Last year, a report from the Conference Board of Canada said physician assistants are “a largely untapped resource that can help governments continue to provide high levels of service while reducing overall system costs.”

Health minister Adrian Dix was not available for an interview. But Laura Heinze, a spokeswoman for the minister, said while the government will continue to review how physician assistants might be integrated into the health care system, “our current focus is to maximize the effectiveness of the (already regulated) professions that we have right now in B.C.”

In the legislative assembly recently, Dix repeated that nurse practitioners were the first priority but the government plans to revisit the use of the physician assistants at some point.

Trevor Stone, president of the Canadian Association of Physician Assistants, said it’s a disgrace that military veterans who served as physician assistants abroad and at Canadian Forces bases in B.C. cannot continue their careers when they return to civilian life.

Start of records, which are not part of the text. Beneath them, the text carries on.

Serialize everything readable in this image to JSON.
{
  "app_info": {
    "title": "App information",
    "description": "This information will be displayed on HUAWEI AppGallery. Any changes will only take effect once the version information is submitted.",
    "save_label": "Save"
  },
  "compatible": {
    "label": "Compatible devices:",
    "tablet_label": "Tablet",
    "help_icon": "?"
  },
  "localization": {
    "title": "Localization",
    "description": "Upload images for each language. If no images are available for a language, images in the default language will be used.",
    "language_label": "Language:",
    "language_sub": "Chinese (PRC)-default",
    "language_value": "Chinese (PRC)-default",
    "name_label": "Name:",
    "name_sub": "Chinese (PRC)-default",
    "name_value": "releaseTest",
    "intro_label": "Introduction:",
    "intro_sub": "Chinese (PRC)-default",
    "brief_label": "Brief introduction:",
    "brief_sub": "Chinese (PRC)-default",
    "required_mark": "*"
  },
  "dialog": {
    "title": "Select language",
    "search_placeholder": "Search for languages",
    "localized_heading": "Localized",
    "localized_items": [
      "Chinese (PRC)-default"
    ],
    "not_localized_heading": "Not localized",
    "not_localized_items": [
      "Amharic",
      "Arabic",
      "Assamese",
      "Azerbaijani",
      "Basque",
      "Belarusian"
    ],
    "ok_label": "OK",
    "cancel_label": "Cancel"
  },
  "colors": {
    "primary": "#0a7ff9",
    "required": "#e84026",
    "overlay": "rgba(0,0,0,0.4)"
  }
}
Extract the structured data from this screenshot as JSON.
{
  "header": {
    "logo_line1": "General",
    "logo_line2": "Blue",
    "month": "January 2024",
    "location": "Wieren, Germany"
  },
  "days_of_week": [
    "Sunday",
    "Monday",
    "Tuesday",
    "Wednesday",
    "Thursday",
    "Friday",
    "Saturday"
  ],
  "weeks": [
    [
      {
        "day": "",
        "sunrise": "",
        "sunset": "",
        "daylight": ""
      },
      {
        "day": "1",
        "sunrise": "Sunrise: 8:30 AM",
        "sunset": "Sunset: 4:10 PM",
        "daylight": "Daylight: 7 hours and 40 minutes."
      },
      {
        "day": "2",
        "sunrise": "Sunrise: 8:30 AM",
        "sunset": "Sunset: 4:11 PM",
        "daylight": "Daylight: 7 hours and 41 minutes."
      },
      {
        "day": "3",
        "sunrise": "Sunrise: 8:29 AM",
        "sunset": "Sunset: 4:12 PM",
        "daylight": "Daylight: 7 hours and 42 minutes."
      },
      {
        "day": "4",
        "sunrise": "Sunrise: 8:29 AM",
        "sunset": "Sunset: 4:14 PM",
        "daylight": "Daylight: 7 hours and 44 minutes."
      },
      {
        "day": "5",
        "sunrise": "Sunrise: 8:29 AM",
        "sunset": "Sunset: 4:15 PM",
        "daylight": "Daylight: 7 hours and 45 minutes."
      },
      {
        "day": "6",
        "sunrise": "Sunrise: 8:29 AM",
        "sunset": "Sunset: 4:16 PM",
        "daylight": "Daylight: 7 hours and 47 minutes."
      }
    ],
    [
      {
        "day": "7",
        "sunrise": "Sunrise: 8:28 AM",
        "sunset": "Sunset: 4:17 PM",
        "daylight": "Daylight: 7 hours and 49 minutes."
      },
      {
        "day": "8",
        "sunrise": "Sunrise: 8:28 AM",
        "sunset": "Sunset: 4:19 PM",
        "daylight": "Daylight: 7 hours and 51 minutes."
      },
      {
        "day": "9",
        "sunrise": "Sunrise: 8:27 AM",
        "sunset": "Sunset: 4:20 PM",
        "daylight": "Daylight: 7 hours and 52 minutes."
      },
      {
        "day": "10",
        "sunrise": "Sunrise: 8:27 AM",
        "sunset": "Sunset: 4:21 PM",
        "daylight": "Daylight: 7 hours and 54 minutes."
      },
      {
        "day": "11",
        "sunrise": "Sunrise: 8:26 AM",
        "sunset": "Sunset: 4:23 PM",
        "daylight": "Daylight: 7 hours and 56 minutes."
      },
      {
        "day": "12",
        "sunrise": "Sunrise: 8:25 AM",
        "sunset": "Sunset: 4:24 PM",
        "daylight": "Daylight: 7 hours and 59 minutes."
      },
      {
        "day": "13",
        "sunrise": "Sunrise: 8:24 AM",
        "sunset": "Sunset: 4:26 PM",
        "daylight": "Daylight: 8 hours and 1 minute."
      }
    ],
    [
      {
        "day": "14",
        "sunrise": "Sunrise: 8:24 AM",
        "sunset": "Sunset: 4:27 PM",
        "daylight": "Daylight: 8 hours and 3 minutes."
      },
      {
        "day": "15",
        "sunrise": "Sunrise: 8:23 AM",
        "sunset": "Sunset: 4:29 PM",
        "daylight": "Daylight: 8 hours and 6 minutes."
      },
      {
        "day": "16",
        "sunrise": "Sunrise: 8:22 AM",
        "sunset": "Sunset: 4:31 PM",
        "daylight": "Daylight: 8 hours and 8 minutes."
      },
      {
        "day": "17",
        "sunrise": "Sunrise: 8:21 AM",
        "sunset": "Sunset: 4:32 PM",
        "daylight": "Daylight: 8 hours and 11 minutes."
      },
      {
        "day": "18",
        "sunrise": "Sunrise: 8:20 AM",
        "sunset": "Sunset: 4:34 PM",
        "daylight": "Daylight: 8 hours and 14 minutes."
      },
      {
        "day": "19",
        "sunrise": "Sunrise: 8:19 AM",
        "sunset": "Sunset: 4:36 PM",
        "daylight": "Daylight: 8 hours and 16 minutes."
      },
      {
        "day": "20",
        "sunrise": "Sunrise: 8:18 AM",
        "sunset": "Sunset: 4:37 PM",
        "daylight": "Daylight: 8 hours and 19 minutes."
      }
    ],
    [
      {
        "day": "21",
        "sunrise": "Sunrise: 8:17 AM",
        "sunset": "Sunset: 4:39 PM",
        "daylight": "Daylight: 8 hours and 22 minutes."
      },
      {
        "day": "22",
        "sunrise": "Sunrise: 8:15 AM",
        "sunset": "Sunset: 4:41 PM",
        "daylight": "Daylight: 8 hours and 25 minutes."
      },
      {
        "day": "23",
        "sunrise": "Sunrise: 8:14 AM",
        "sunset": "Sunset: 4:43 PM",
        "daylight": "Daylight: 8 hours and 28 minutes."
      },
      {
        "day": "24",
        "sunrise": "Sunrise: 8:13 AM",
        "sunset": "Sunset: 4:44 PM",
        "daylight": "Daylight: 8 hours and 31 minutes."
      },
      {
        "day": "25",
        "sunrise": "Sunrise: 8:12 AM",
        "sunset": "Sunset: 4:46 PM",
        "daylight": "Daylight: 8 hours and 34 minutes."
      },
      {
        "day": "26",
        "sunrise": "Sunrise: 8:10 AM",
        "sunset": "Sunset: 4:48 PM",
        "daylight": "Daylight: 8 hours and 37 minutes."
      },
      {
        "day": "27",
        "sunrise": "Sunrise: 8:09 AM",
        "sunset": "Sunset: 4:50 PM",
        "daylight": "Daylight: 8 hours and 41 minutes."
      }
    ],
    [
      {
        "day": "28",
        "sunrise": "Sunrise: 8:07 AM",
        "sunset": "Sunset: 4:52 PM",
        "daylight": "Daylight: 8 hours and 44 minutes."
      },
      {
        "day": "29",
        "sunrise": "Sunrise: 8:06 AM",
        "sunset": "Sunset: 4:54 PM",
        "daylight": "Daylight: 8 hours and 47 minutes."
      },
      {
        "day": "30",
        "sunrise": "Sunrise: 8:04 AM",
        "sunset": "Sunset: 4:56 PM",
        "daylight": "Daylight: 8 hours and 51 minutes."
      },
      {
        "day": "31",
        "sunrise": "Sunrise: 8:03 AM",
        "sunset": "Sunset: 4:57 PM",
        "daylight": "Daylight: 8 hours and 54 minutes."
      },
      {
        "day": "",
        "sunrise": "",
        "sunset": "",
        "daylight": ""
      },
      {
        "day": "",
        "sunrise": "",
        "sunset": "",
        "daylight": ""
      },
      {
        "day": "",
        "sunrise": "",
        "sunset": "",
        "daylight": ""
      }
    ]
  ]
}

“Putting physician assistants to work in British Columbia has been stalled for far too long,” he said. “We have members across the country who would come back to B.C. to work in a heartbeat. With better and faster access to care, it’s patients who would be the big winners.

“It’s time for British Columbia to catch up with Ontario, Alberta, Manitoba, New Brunswick and many other parts of the world,” said Stone, adding that using physician assistants, especially in rural communities, “is an obvious way to save money and improve the health of British Columbians, yet the government refuses to act.”